Вечерами, пока сахемы не заставляли нас устроить отбой, мы пели песни, неуклюже аккомпанируя себе на гитаре. Почти все мы тогда учились играть на этом инструменте, и мало кто умел это делать на сколько-нибудь хорошем уровне, впрочем, радости от пения нам наша игра не портила. Пели разнообразные бардовские песни, экспедиционные песни Урало-Казахстанской и Северо-Казахстанской археологической экспедиций, авторские песни наших сахемов. А еще иногда пели своё, родившееся непосредственно в нашем кружке. Самые хорошие стихи и песни писал у нас Денис Шилов. До сих пор помню несколько строф, посвященных чернореченской экспедиции начала мая, в которой приходилось очень далеко и долго ходить на раскоп и с раскопа:
По степям и болотам Курганской области
Удивительная эпопея археологических разведок по Курганской области до сих пор как живая стоит у меня перед глазами. Да, несмотря на трескучесть, излишнюю пафосность и избитость предшествующей фразы, именно так это и есть.
Лаборатория археологических исследований Челябинского пединститута имела во второй половине 1980-х длительный хоздоговор с курганским областным управлением культуры на проведение инвентаризации археологических памятников и составление археологической карты. Задача эта, выполнявшаяся под руководством Николая Борисовича Виноградова, была успешно решена, и черный томик археологической карты Курганской области многие годы стоял у меня на полке и перемещался вместе с моей библиотекой по разным адресам, городам и поселкам нашей Родины, по которым я с некоторой не совсем понятной целью помотался в своей жизни, – и в итоге всё-таки сгинул в ходе одного из переездов.
Разведки по Курганской области проводились по классической схеме археологических разведок советских времен. Сейчас таких разведок уже практически не существует, в наши дни работают более плотно, на гораздо лучшем техническом уровне, – но романтика, братцы… Романтики в нынешних научно-производственных разведках осталось, конечно, куда меньше, чем прежде.
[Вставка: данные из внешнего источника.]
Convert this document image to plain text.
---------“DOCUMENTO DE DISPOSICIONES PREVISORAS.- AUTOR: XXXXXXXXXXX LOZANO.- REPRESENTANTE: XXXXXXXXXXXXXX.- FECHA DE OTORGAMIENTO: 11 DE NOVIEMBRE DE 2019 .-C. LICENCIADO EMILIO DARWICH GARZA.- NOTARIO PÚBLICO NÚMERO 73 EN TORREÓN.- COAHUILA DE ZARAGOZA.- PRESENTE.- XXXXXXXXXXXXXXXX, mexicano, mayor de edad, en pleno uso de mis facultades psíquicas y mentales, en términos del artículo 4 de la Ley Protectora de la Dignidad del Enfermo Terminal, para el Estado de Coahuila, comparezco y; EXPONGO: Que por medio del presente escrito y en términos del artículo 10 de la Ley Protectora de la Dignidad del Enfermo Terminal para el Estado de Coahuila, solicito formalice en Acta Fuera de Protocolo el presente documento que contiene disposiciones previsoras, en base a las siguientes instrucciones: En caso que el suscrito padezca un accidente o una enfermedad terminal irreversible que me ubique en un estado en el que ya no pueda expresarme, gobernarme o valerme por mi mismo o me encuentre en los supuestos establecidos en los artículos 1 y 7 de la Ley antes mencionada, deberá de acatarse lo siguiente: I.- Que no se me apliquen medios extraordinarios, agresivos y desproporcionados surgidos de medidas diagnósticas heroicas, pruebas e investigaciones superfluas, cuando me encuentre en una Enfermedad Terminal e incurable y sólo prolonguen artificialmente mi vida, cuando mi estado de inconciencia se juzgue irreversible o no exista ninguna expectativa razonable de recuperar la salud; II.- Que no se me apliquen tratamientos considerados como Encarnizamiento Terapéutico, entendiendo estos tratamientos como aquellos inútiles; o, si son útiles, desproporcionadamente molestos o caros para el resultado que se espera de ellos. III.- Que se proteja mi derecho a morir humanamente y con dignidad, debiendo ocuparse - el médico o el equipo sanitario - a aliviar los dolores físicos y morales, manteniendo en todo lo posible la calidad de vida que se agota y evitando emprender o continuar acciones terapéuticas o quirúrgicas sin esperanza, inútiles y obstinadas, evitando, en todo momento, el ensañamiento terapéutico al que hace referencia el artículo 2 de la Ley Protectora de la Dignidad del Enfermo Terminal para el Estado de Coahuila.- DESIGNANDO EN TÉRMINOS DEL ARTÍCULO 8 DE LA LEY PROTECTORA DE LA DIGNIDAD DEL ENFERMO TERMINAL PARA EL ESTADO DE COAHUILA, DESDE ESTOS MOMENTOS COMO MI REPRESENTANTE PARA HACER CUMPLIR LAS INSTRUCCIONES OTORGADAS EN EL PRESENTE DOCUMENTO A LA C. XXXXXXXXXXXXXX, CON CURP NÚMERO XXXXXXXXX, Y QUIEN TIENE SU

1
Итак, три или четыре человека под руководством одного из них – опытного археолога или еще лишь набирающегося опыта студента, собирали советские брезентовые рюкзаки-мешки (самодельные туристические рюкзаки или промышленные «Ермаки» на раме встречались у археологов весьма редко), укладывали в них спальные мешки, сменную одежду, обязательно – сапоги, крупу, тушенку, соль и спички; навьючивали рюкзаки на себя, обвешивались сверху фотоаппаратами «Зенит» и потертыми кожаными планшетками, в которые были вставлены абсолютно дерьмовые пятикилометровые карты местности (хороших карт в те времена у археологов не водилось в силу их (археологов) бесперспективности в плане развития народного хозяйства и сугубой секретности всех крупномасштабных топооснов). Кроме того, рюкзаки навьючивались палаткой (одной на всю группу, брезентовой, промокающей в дождь), котелками и флягами; на плечи взваливались лопаты и метровые фотографические рейки; и еще очень хорошо, если руководитель группы был человек милосердный к себе и окружающим и собирался снимать только глазомерные планы, для которых вполне достаточно компаса и, по возможности, рулетки.